Getz is going to have that opportunity as Class AA’s top-ranked Buford (10-0) opens the state playoff against Heard County (6-4) tonight at Tom Riden Stadium in Buford. The task now is simple, make that five-game run through the postseason undefeated to try and garner the Wolves’ fifth state title since 2001.

"We’ve got five more games to win to show the state and our community what this senior class at Buford has," Getz said. "We want to show that last year wasn’t a joke, and this year isn’t a joke either."

Everyone at Buford considers the playoffs the start of a new season. Regular season records go out the door now. The Wolves’ ability to outscore opponents by an average of 38-7 in the regular season is old news. Buford’s home field advantage doesn’t guarantee anything more than avoiding a road trip.

"It doesn’t matter if you were 4-6 or 10-0 in regular season, because we’re all 0-0 now," Wolves coach Jess Simpson said.

Winning is something that has grown to be expected at Buford. The Wolves’ current 47-game regular season winning streak isn’t even a topic of conversation or point or pride for players or coaches. Simpson knows that winning games in regular season doesn’t automatically translate to postseason success. The Wolves’ 31-0 region record in Simpson’s four-year career only assures a No. 1 seed when the playoffs roll around.

Simpson’s only focus now is getting past Heard County in the first round of the playoffs. Coaching at Buford, he understands that any opposition would naturally like to come into the Wolves’ den and knock off the defending Class AA champs.

"It’s great to have the expectations like we have here at Buford," Simpson said. "But we know we’re going to get everyone’s Super Bowl-effort when they play us.

"It’s one that everyone circles on the calendar."

Tradition is one of the motivating factors for the Wolves’ seniors that are back from last year’s state title run. At the same time, they want to carve out their own legacy for the school to remember them by. They make it a point of emphasis to keep Buford football’s high standards alive and well.

"We want to leave our mark in the playoffs," Buford senior defensive end Andrew Sachais said. "Our goal is to leave Buford better than we found it."

Simpson notes one good thing that came from the regular season was the fact that the Wolves were challenged. He said when they had their backs against the wall, they were able to stand firm and not slip up.

Buford’s coach was pleased to see the way his program played in the second half of last week’s regular season finale against Greater Atlanta Christian.
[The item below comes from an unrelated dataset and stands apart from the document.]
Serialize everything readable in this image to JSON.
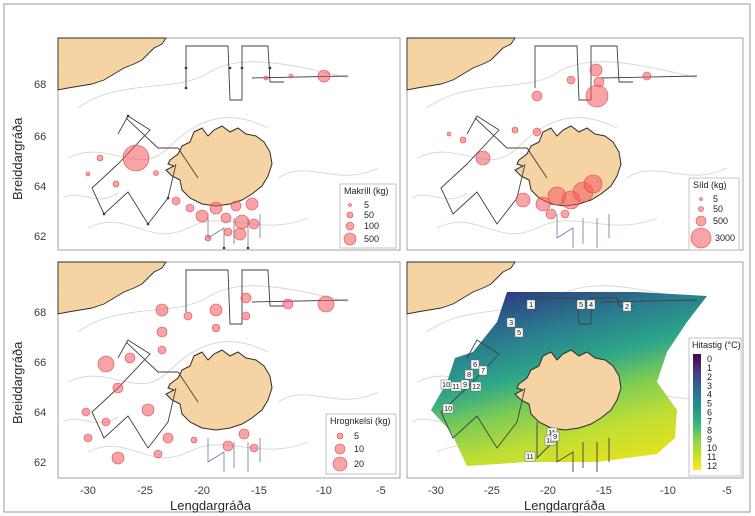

He said that the Wolves faced a gauntlet in the final four games of the regular season with a tough region stretch and a game against Thomson mixed in.

In that stretch, the Wolves survived a fourth quarter scare against Blessed Trinity when they had to drive the length field for a touchdown in the final two minutes to pull out the victory. Simpson said it was reassuring the see his program respond even on a night when it probably wasn’t playing its best.

"I’m proud of the kids and how they responded during that stretch," Simpson said.